DNAs were extracted as reported previously (6) by centrifuging an overnight culture, lysing cells with 200-µm glass beads in the presence of cetyltrimethylammonium bromide (CTAB)-NaCl in a FastPrep (2 × 30 s) (MP Biomedical, Santa Ana, CA), followed by phenol-chloroform extraction and DNA precipitation with isopropanol.
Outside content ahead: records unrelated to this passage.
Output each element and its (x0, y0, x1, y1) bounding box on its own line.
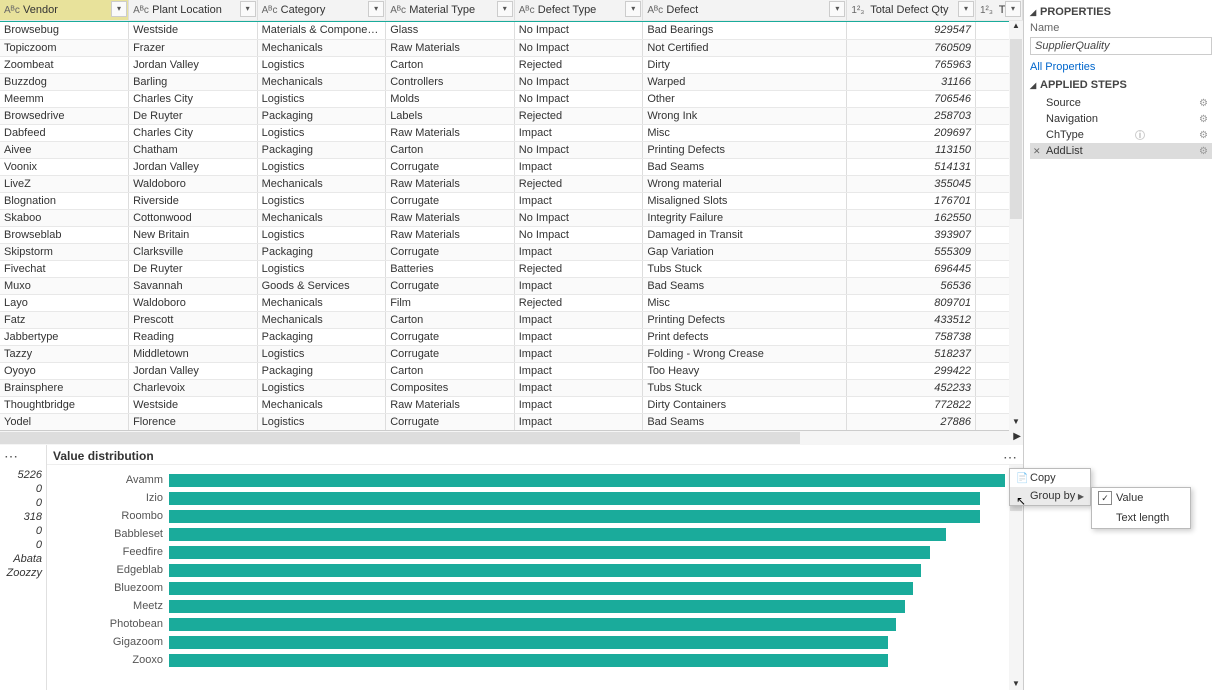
column-header[interactable]: Aᴮc Plant Location▾ (129, 0, 258, 20)
column-header[interactable]: Aᴮc Defect▾ (643, 0, 847, 20)
table-row[interactable]: SkabooCottonwoodMechanicalsRaw Materials… (0, 209, 1023, 226)
type-icon: Aᴮc (519, 5, 535, 16)
data-grid[interactable]: Aᴮc Vendor▾Aᴮc Plant Location▾Aᴮc Catego… (0, 0, 1023, 431)
table-row[interactable]: TazzyMiddletownLogisticsCorrugateImpactF… (0, 345, 1023, 362)
submenu-text-length[interactable]: Text length (1092, 508, 1190, 528)
table-row[interactable]: JabbertypeReadingPackagingCorrugateImpac… (0, 328, 1023, 345)
applied-steps-header[interactable]: ◢APPLIED STEPS (1030, 77, 1212, 93)
table-row[interactable]: BlognationRiversideLogisticsCorrugateImp… (0, 192, 1023, 209)
table-row[interactable]: OyoyoJordan ValleyPackagingCartonImpactT… (0, 362, 1023, 379)
table-row[interactable]: DabfeedCharles CityLogisticsRaw Material… (0, 124, 1023, 141)
bar-row: Photobean (47, 615, 1005, 633)
table-row[interactable]: BrowseblabNew BritainLogisticsRaw Materi… (0, 226, 1023, 243)
properties-header[interactable]: ◢PROPERTIES (1030, 4, 1212, 20)
delete-step-icon[interactable]: ✕ (1033, 146, 1041, 157)
gear-icon[interactable]: ⚙ (1199, 98, 1208, 109)
filter-dropdown-icon[interactable]: ▾ (240, 1, 256, 17)
table-row[interactable]: FivechatDe RuyterLogisticsBatteriesRejec… (0, 260, 1023, 277)
column-header[interactable]: 1²₃ Total Do…▾ (975, 0, 1022, 20)
checkbox-checked-icon: ✓ (1098, 491, 1112, 505)
type-icon: Aᴮc (390, 5, 406, 16)
applied-step[interactable]: ✕AddList⚙ (1030, 143, 1212, 159)
bar-row: Edgeblab (47, 561, 1005, 579)
table-row[interactable]: TopiczoomFrazerMechanicalsRaw MaterialsN… (0, 39, 1023, 56)
bar-row: Babbleset (47, 525, 1005, 543)
copy-icon: 📄 (1016, 473, 1030, 484)
bar-row: Bluezoom (47, 579, 1005, 597)
name-field[interactable] (1030, 37, 1212, 55)
bar-row: Gigazoom (47, 633, 1005, 651)
submenu-value[interactable]: ✓Value (1092, 488, 1190, 508)
filter-dropdown-icon[interactable]: ▾ (497, 1, 513, 17)
type-icon: 1²₃ (851, 5, 867, 16)
bar-row: Feedfire (47, 543, 1005, 561)
value-distribution-title: Value distribution (47, 445, 1023, 465)
bar-row: Roombo (47, 507, 1005, 525)
type-icon: Aᴮc (262, 5, 278, 16)
gear-icon[interactable]: ⚙ (1199, 146, 1208, 157)
menu-copy[interactable]: 📄Copy (1010, 469, 1090, 487)
filter-dropdown-icon[interactable]: ▾ (1005, 1, 1021, 17)
filter-dropdown-icon[interactable]: ▾ (829, 1, 845, 17)
table-row[interactable]: AiveeChathamPackagingCartonNo ImpactPrin… (0, 141, 1023, 158)
filter-dropdown-icon[interactable]: ▾ (111, 1, 127, 17)
table-row[interactable]: ThoughtbridgeWestsideMechanicalsRaw Mate… (0, 396, 1023, 413)
table-row[interactable]: LayoWaldoboroMechanicalsFilmRejectedMisc… (0, 294, 1023, 311)
column-header[interactable]: Aᴮc Defect Type▾ (514, 0, 643, 20)
filter-dropdown-icon[interactable]: ▾ (368, 1, 384, 17)
column-stats: ⋯ 52260031800AbataZoozzy (0, 445, 46, 690)
column-header[interactable]: Aᴮc Material Type▾ (386, 0, 515, 20)
column-header[interactable]: Aᴮc Vendor▾ (0, 0, 129, 20)
chevron-right-icon: ▶ (1078, 492, 1084, 501)
gear-icon[interactable]: ⚙ (1199, 130, 1208, 141)
table-row[interactable]: BrowsebugWestsideMaterials & ComponentsG… (0, 22, 1023, 39)
cursor-icon: ↖ (1016, 494, 1026, 508)
value-distribution-chart: AvammIzioRoomboBabblesetFeedfireEdgeblab… (47, 465, 1023, 673)
name-label: Name (1030, 20, 1212, 34)
table-row[interactable]: ZoombeatJordan ValleyLogisticsCartonReje… (0, 56, 1023, 73)
type-icon: Aᴮc (647, 5, 663, 16)
table-row[interactable]: MeemmCharles CityLogisticsMoldsNo Impact… (0, 90, 1023, 107)
column-header[interactable]: 1²₃ Total Defect Qty▾ (847, 0, 976, 20)
all-properties-link[interactable]: All Properties (1030, 55, 1212, 77)
info-icon[interactable]: i (1135, 130, 1145, 140)
column-header[interactable]: Aᴮc Category▾ (257, 0, 386, 20)
filter-dropdown-icon[interactable]: ▾ (958, 1, 974, 17)
table-row[interactable]: BrowsedriveDe RuyterPackagingLabelsRejec… (0, 107, 1023, 124)
bar-row: Izio (47, 489, 1005, 507)
table-row[interactable]: SkipstormClarksvillePackagingCorrugateIm… (0, 243, 1023, 260)
type-icon: 1²₃ (980, 5, 996, 16)
bar-row: Avamm (47, 471, 1005, 489)
table-row[interactable]: LiveZWaldoboroMechanicalsRaw MaterialsRe… (0, 175, 1023, 192)
gear-icon[interactable]: ⚙ (1199, 114, 1208, 125)
vertical-scrollbar[interactable]: ▲▼ (1009, 21, 1023, 431)
table-row[interactable]: VoonixJordan ValleyLogisticsCorrugateImp… (0, 158, 1023, 175)
table-row[interactable]: FatzPrescottMechanicalsCartonImpactPrint… (0, 311, 1023, 328)
table-row[interactable]: BrainsphereCharlevoixLogisticsComposites… (0, 379, 1023, 396)
applied-step[interactable]: ChTypei⚙ (1030, 127, 1212, 143)
bar-row: Meetz (47, 597, 1005, 615)
table-row[interactable]: YodelFlorenceLogisticsCorrugateImpactBad… (0, 413, 1023, 430)
applied-step[interactable]: Source⚙ (1030, 95, 1212, 111)
table-row[interactable]: MuxoSavannahGoods & ServicesCorrugateImp… (0, 277, 1023, 294)
table-row[interactable]: BuzzdogBarlingMechanicalsControllersNo I… (0, 73, 1023, 90)
horizontal-scrollbar[interactable]: ▶ (0, 431, 1023, 445)
type-icon: Aᴮc (4, 5, 20, 16)
stats-more-icon[interactable]: ⋯ (4, 447, 42, 467)
type-icon: Aᴮc (133, 5, 149, 16)
filter-dropdown-icon[interactable]: ▾ (625, 1, 641, 17)
submenu[interactable]: ✓Value Text length (1091, 487, 1191, 529)
bar-row: Zooxo (47, 651, 1005, 669)
applied-step[interactable]: Navigation⚙ (1030, 111, 1212, 127)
Draft genomes were obtained at the DOE Joint Genome Institute by constructing 300-bp-insert shotgun libraries that were barcoded and sequenced as pools of three libraries on the Illumina MiSeq platform (2 × 150-bp paired ends). All raw sequence data were filtered using BBDuk version 35.83 (7), which eliminates known Illumina artifacts and PhiX. Reads with more than one “N” or with quality scores averaging less than 8 (before trimming) or reads shorter than 51 bp (after trimming) were discarded. The remaining reads were mapped using BBMap version 35.83 (7) to human, cat, and dog references masked using BBMask version 35.83 (7). Assembly was carried out as follows: (i) artifact-filtered Illumina reads were assembled using Velvet (version 1.2.07) (8), (ii) 1 to 3-kbp simulated paired-end reads were created from the Velvet contigs using Wgsim (version 0.3.0) (9), and (iii) Illumina reads were assembled with simulated read pairs using AllPaths-LG (version r46652) (10). Parameters for the assembly steps were (i) Velvet (velveth, 63 –shortPaired; velvetg, –very clean yes –exportFiltered yes –min contig lgth 500 –scaffolding no –cov cutoff 10), (ii) wgsim (–e 0 –1 100 –2 100 –r 0 –R 0 –X 0), and (iii) AllPaths-LG (PrepareAllpathsInputs, PHRED 64 = 0 PLOIDY = 1 FRAG COVERAGE = 125 JUMP COVERAGE = 25 LONG JUMP COV = 50; RunAllpathsLG, THREADS = 8 RUN=std shredpairs TARGETS=standard VAPI WARN ONLY=True OVERWRITE=True). Annotation was performed using the DOE-JGI annotation pipeline version 4.10.5 (11), BGCs were identified using antiSMASH version 2.0.2 (12) and the IMG-ABC database (13), using default settings in both cases, and taxonomic identities were assigned based on 16S rRNA gene analysis.

The number of reads per genome ranged between 9,842,212 and 12,394,618. The N50 values ranged from 180,192 to 623,933 bp (Table 1). All genomes had a high GC content (67 to 71%) but differed in size, with the soil Streptomyces strains having genomes more than twice the size of those of the three halotolerant strains. The number of genes varied from 3,045 in Nesterenkonia sandarakina to 7,660 for Streptomyces sp. strain CG 926. The three Streptomyces genomes also had more BGCs (Table 1) predicted to encode various specialized metabolites. The differences in genome length and coding features for the two Isoptericola strains and three Streptomyces strains also indicate distinct metabolic potential in isolates of the same genus.

Data availability.

These draft genome sequences have been deposited in GenBank under the accession numbers QLTM00000000, OAOR00000000, QGGZ00000000, PVTW00000000, PVTX00000000, and PVTY00000000. The data are available in the NCBI Sequence Read Archive under accession numbers SRX2947591, SRX3047884, SRX3047887, SRX2947595, SRX2947597, and SRX2947593.